According to researchers at the University of New Mexico in Albuquerque, the climate impact of Bitcoin mining is comparable to raising cattle or burning gasoline when taken as a proportion of value Merchant.
Cryptocurrency mining is energy-intensive because it requires highly specialized computers – and most of the electricity it consumes is generated by burning fossil fuels that warm the planet. The climate-related economic damage caused by the mining of the popular digital token, bitcoin, exceeded its market value for 6.4% of the days it traded between 2016 and 2021, according to the article published Thursday in Scientific Reports.
The study calculated the climate cost of bitcoin mining relative to its average market price and compared it to other commodities like crude oil, gold or beef. This means that the results do not reflect the total emissions of these industries, which would be much larger, but their relative impact.
The climate impact of gold mining, which bitcoin is often compared to, is only 4% of its average market price in an average year, compared to 35% for the world’s most popular cryptocurrency. between 2016 and 2021. And the environmental impact has increased as the cryptocurrency market has matured, calling into question the overall sustainability of the sector.
“While proponents have proposed (bitcoin) as representing ‘digital gold,’ from a climate damage perspective, it functions more like ‘digital crude,'” the researchers said, noting the need to find more efficient ways to produce the tokens, or to increase regulation.
Mining bitcoin, which accounts for around 41% of the global cryptocurrency market, consumed more energy than was used to power entire countries like Austria or Portugal in 2020. Mining bitcoin, ether, litecoin and monero coins generated 3-15 million metric tons. carbon dioxide emissions from January 2016 to June 2018, according to research cited by the article. This is equivalent to the emissions of Afghanistan, Slovenia or Uruguay in 2018.
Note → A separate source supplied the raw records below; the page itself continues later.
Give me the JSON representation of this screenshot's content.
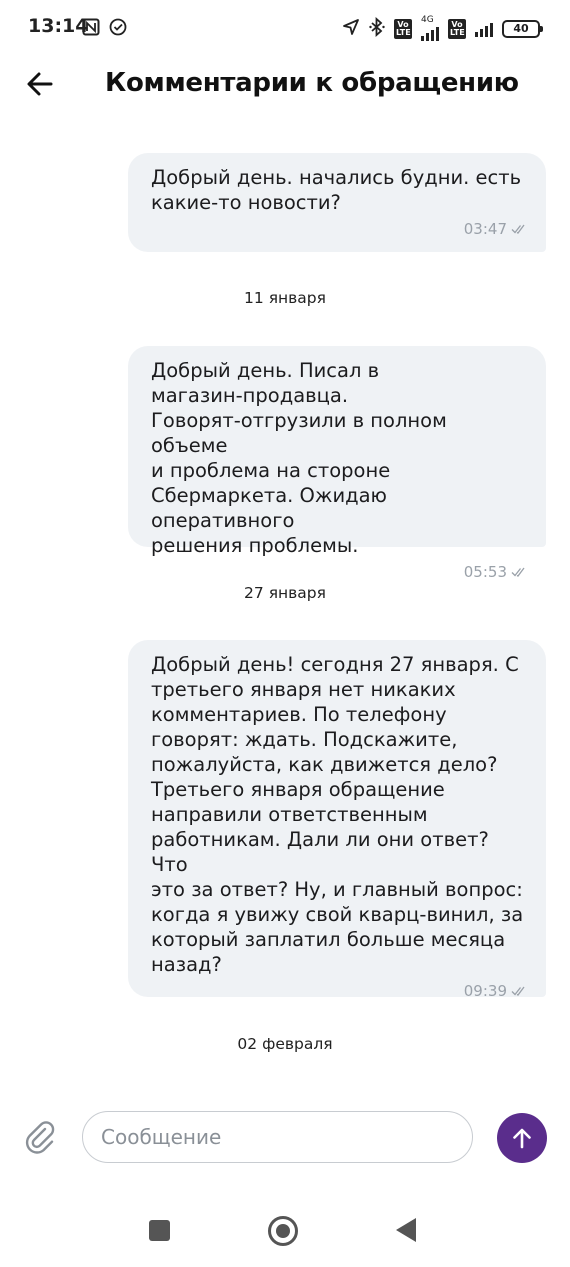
{
  "status_bar": {
    "time": "13:14",
    "icons": [
      "nfc-icon",
      "sync-check-icon",
      "location-icon",
      "bluetooth-icon",
      "volte-icon",
      "signal-icon",
      "volte-icon",
      "signal-icon",
      "battery-icon"
    ],
    "network_label": "4G",
    "lte_label": "Vo LTE",
    "battery_level": "40"
  },
  "header": {
    "title": "Комментарии к обращению",
    "back_icon": "arrow-left-icon"
  },
  "messages": [
    {
      "text": "Добрый день. начались будни. есть\nкакие-то новости?",
      "time": "03:47",
      "status_icon": "double-check-icon"
    },
    {
      "date": "11 января",
      "text": "Добрый день. Писал в\nмагазин-продавца.\nГоворят-отгрузили в полном объеме\nи проблема на стороне\nСбермаркета. Ожидаю оперативного\nрешения проблемы.",
      "time": "05:53",
      "status_icon": "double-check-icon"
    },
    {
      "date": "27 января",
      "text": "Добрый день! сегодня 27 января. С\nтретьего января нет никаких\nкомментариев. По телефону\nговорят: ждать. Подскажите,\nпожалуйста, как движется дело?\nТретьего января обращение\nнаправили ответственным\nработникам. Дали ли они ответ? Что\nэто за ответ? Ну, и главный вопрос:\nкогда я увижу свой кварц-винил, за\nкоторый заплатил больше месяца\nназад?",
      "time": "09:39",
      "status_icon": "double-check-icon"
    }
  ],
  "last_date": "02 февраля",
  "composer": {
    "placeholder": "Сообщение",
    "value": "",
    "attach_icon": "paperclip-icon",
    "send_icon": "arrow-up-icon",
    "send_color": "#5a2d8c"
  },
  "nav_bar": {
    "icons": [
      "recents-square-icon",
      "home-circle-icon",
      "back-triangle-icon"
    ]
  }
}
Bitcoin’s carbon footprint also increases over time because, to mine new coins, multiple miners compete to verify transactions on the blockchain. The fact that an ever-increasing number of miners are competing to solve increasingly difficult operations means that overall energy consumption is increasing.
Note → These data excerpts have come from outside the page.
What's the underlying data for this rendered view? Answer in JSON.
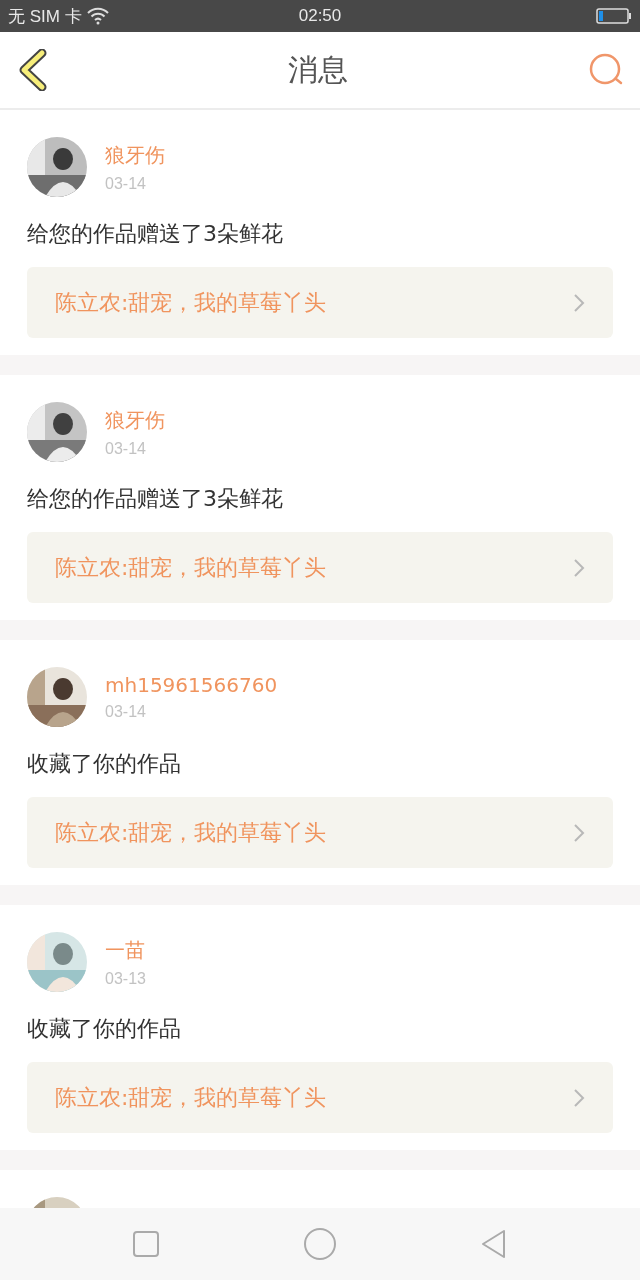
{
  "status_bar": {
    "carrier": "无 SIM 卡",
    "time": "02:50"
  },
  "header": {
    "title": "消息"
  },
  "messages": [
    {
      "kind": "full",
      "user": "狼牙伤",
      "date": "03-14",
      "text": "给您的作品赠送了3朵鲜花",
      "work": "陈立农:甜宠，我的草莓丫头"
    },
    {
      "kind": "full",
      "user": "狼牙伤",
      "date": "03-14",
      "text": "给您的作品赠送了3朵鲜花",
      "work": "陈立农:甜宠，我的草莓丫头"
    },
    {
      "kind": "full",
      "user": "mh15961566760",
      "date": "03-14",
      "text": "收藏了你的作品",
      "work": "陈立农:甜宠，我的草莓丫头"
    },
    {
      "kind": "full",
      "user": "一苗",
      "date": "03-13",
      "text": "收藏了你的作品",
      "work": "陈立农:甜宠，我的草莓丫头"
    },
    {
      "kind": "partial"
    }
  ]
}
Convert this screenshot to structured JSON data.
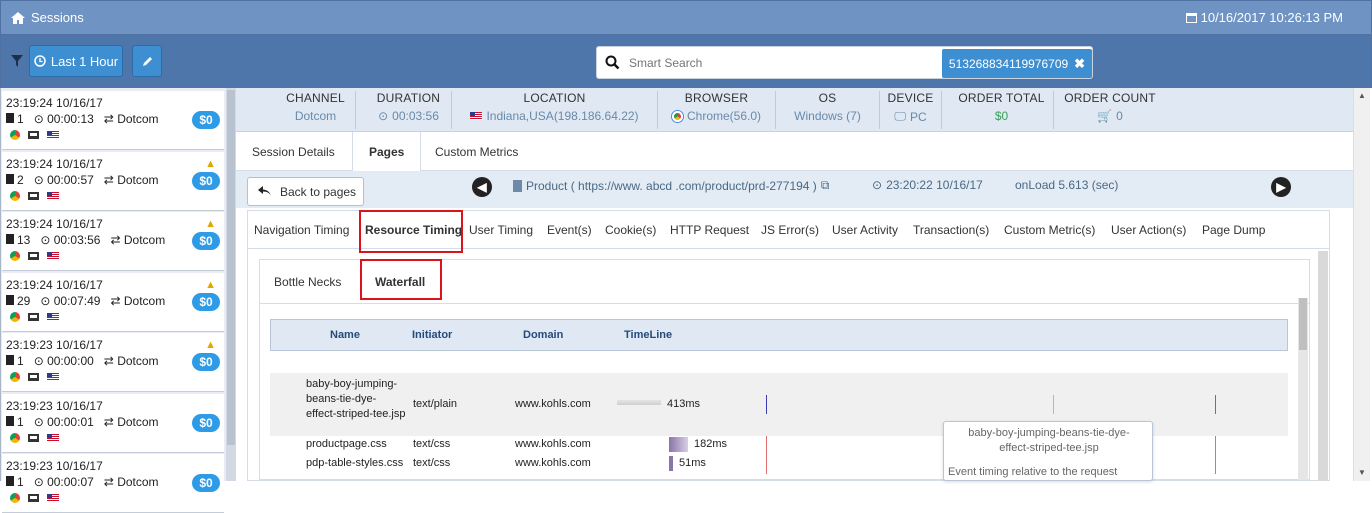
{
  "app": {
    "title": "Sessions",
    "datetime": "10/16/2017 10:26:13 PM"
  },
  "toolbar": {
    "time_filter_label": "Last 1 Hour"
  },
  "search": {
    "placeholder": "Smart Search",
    "tag": "513268834119976709"
  },
  "sessions": [
    {
      "time": "23:19:24 10/16/17",
      "pages": "1",
      "duration": "00:00:13",
      "channel": "Dotcom",
      "amount": "$0",
      "warn": false
    },
    {
      "time": "23:19:24 10/16/17",
      "pages": "2",
      "duration": "00:00:57",
      "channel": "Dotcom",
      "amount": "$0",
      "warn": true
    },
    {
      "time": "23:19:24 10/16/17",
      "pages": "13",
      "duration": "00:03:56",
      "channel": "Dotcom",
      "amount": "$0",
      "warn": true
    },
    {
      "time": "23:19:24 10/16/17",
      "pages": "29",
      "duration": "00:07:49",
      "channel": "Dotcom",
      "amount": "$0",
      "warn": true
    },
    {
      "time": "23:19:23 10/16/17",
      "pages": "1",
      "duration": "00:00:00",
      "channel": "Dotcom",
      "amount": "$0",
      "warn": true
    },
    {
      "time": "23:19:23 10/16/17",
      "pages": "1",
      "duration": "00:00:01",
      "channel": "Dotcom",
      "amount": "$0",
      "warn": false
    },
    {
      "time": "23:19:23 10/16/17",
      "pages": "1",
      "duration": "00:00:07",
      "channel": "Dotcom",
      "amount": "$0",
      "warn": false
    }
  ],
  "info": {
    "channel": {
      "label": "CHANNEL",
      "value": "Dotcom"
    },
    "duration": {
      "label": "DURATION",
      "value": "00:03:56"
    },
    "location": {
      "label": "LOCATION",
      "value": "Indiana,USA(198.186.64.22)"
    },
    "browser": {
      "label": "BROWSER",
      "value": "Chrome(56.0)"
    },
    "os": {
      "label": "OS",
      "value": "Windows (7)"
    },
    "device": {
      "label": "DEVICE",
      "value": "PC"
    },
    "order_total": {
      "label": "ORDER TOTAL",
      "value": "$0"
    },
    "order_count": {
      "label": "ORDER COUNT",
      "value": "0"
    }
  },
  "tabs": [
    "Session Details",
    "Pages",
    "Custom Metrics"
  ],
  "pagebar": {
    "back_label": "Back to pages",
    "product": "Product ( https://www. abcd .com/product/prd-277194 )",
    "time": "23:20:22 10/16/17",
    "onload": "onLoad 5.613 (sec)"
  },
  "subtabs": [
    "Navigation Timing",
    "Resource Timing",
    "User Timing",
    "Event(s)",
    "Cookie(s)",
    "HTTP Request",
    "JS Error(s)",
    "User Activity",
    "Transaction(s)",
    "Custom Metric(s)",
    "User Action(s)",
    "Page Dump"
  ],
  "innertabs": [
    "Bottle Necks",
    "Waterfall"
  ],
  "waterfall": {
    "headers": [
      "Name",
      "Initiator",
      "Domain",
      "TimeLine"
    ],
    "rows": [
      {
        "name": "baby-boy-jumping-beans-tie-dye-effect-striped-tee.jsp",
        "initiator": "text/plain",
        "domain": "www.kohls.com",
        "time": "413ms"
      },
      {
        "name": "productpage.css",
        "initiator": "text/css",
        "domain": "www.kohls.com",
        "time": "182ms"
      },
      {
        "name": "pdp-table-styles.css",
        "initiator": "text/css",
        "domain": "www.kohls.com",
        "time": "51ms"
      }
    ],
    "tooltip_title": "baby-boy-jumping-beans-tie-dye-effect-striped-tee.jsp",
    "tooltip_body": "Event timing relative to the request"
  }
}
This is why one bitcoin mined in 2021 would have emitted around 113 metric tons of CO2 equivalent – 126 times more than one bitcoin mined in 2016, according to the researchers. The paper estimates the economic value of these damages at $11,314 for a single bitcoin mined last year, while the value of total climate damage generated by all bitcoins mined between 2016 and 2021 could have been as high as $12 billion.
In recent months, falling profit margins from bitcoin mining have pushed miners to use more efficient machines — a move that has led to lower greenhouse gas emissions from the industry, according to a researcher. another report earlier this week. Emissions this year are estimated to be 14.1% lower than in 2021, representing about 0.1% of human emissions globally and about half of what gold miners generate in absolute terms.
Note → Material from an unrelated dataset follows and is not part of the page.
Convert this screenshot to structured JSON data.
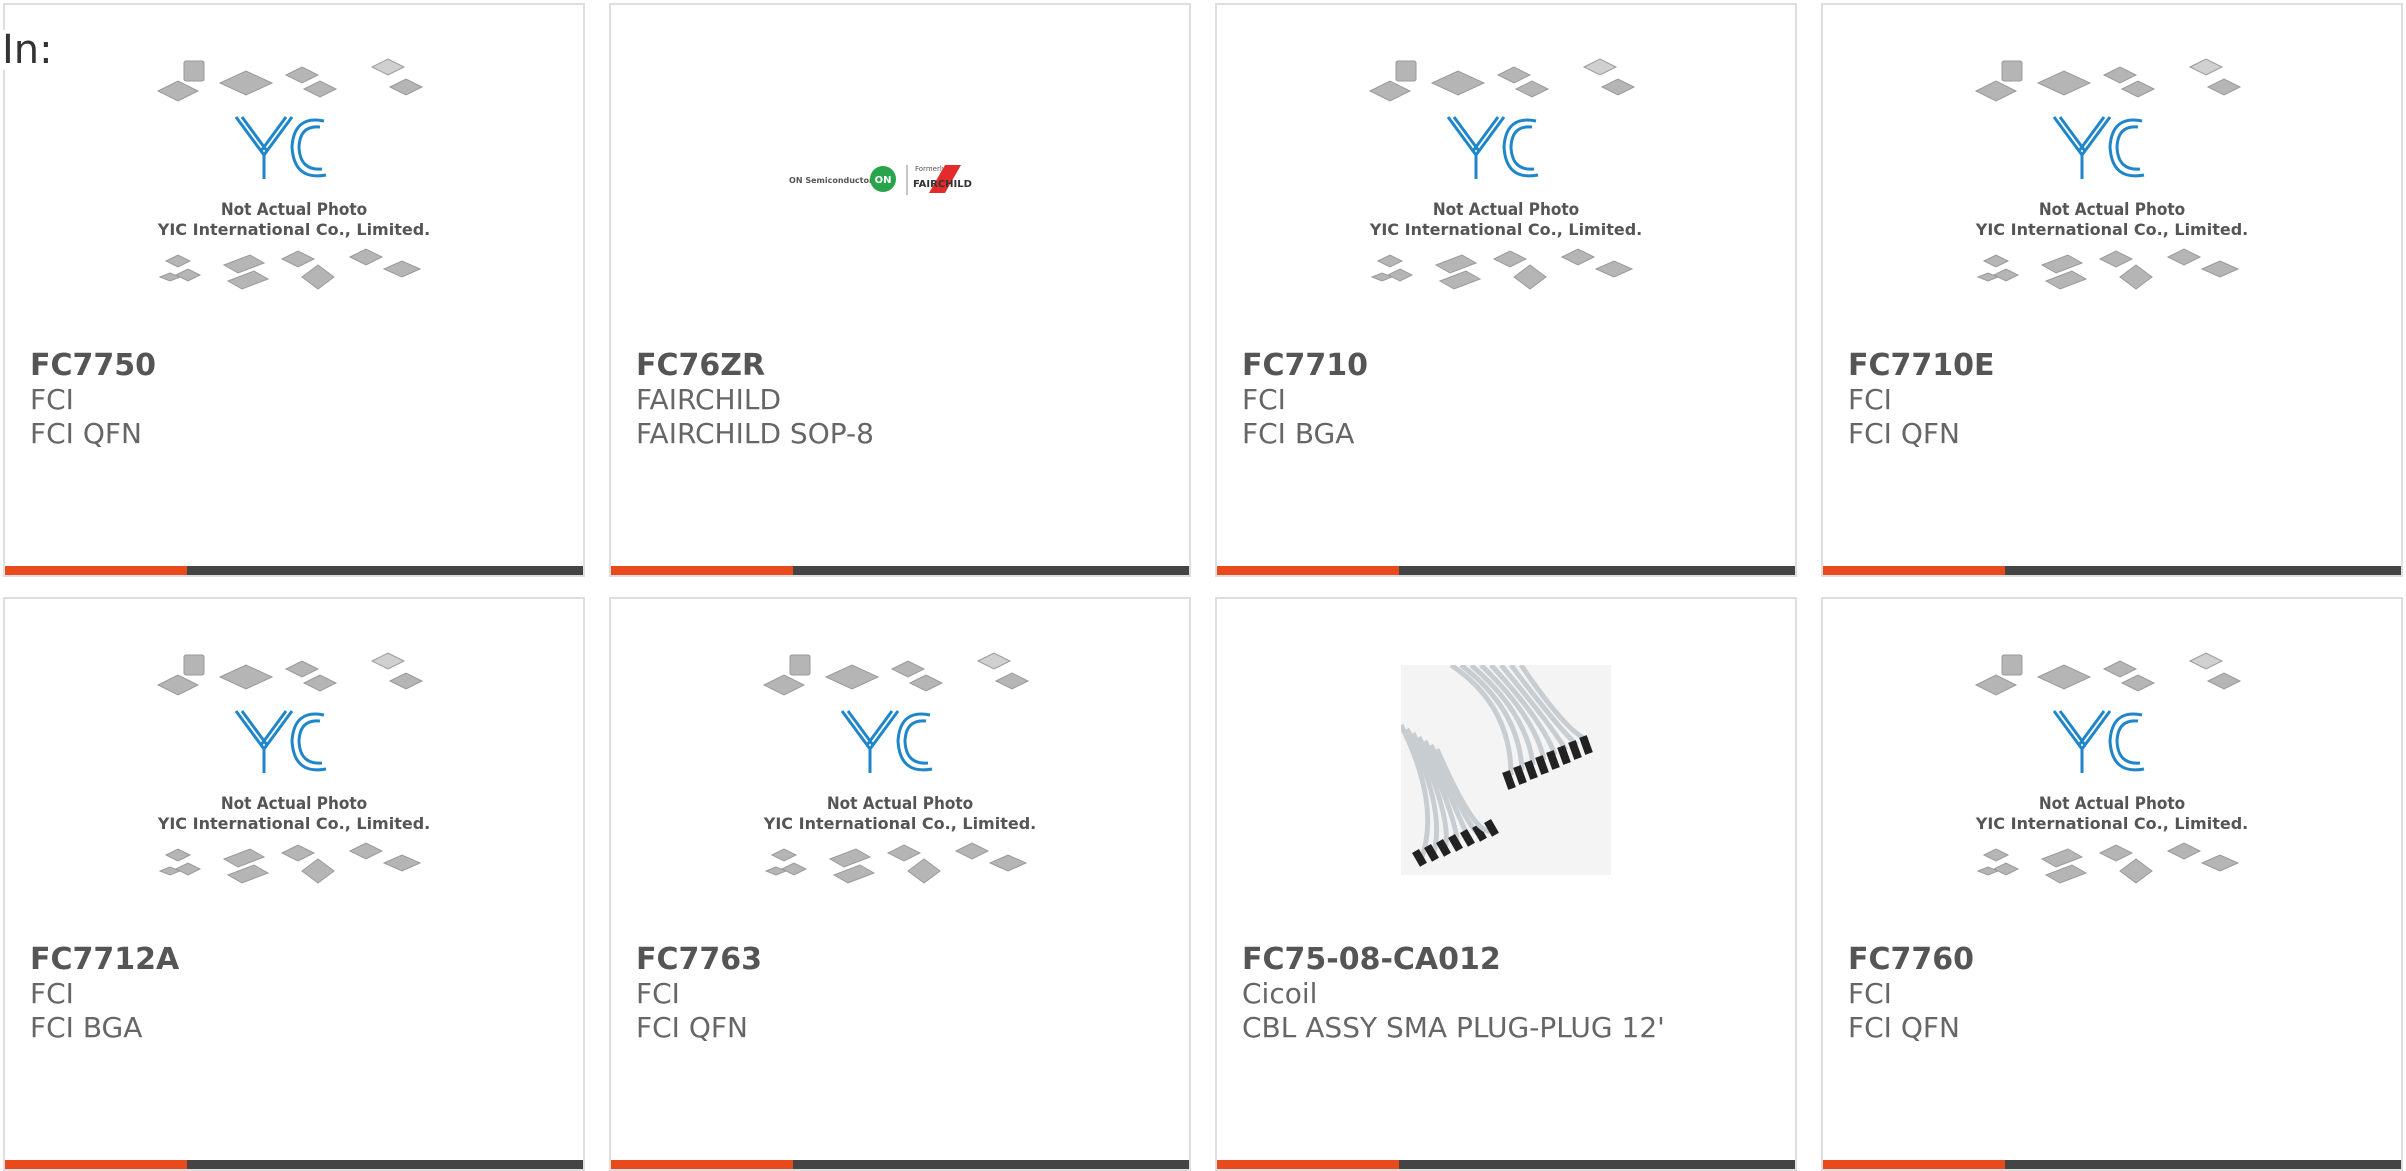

Cryptocurrency miners are also stepping up their efforts to get more of the energy they consume from renewable sources like geothermal, hydro, solar, and wind. Researchers from the University of Albuquerque ran a simulation and concluded that while renewables like wind and solar accounted for 88.4% of the total amount of energy used to mine bitcoin between 2016 and 2021, weather damage would have dropped to just 4% of the average market. the price.
Another way to reduce climate impact is to switch to a different mechanism for verifying transactions – and producing coins. Ether, the second-largest cryptocurrency, this year transitioned to a mechanism called Proof of Stake, which the study found should reduce its estimated power consumption by more than 99%.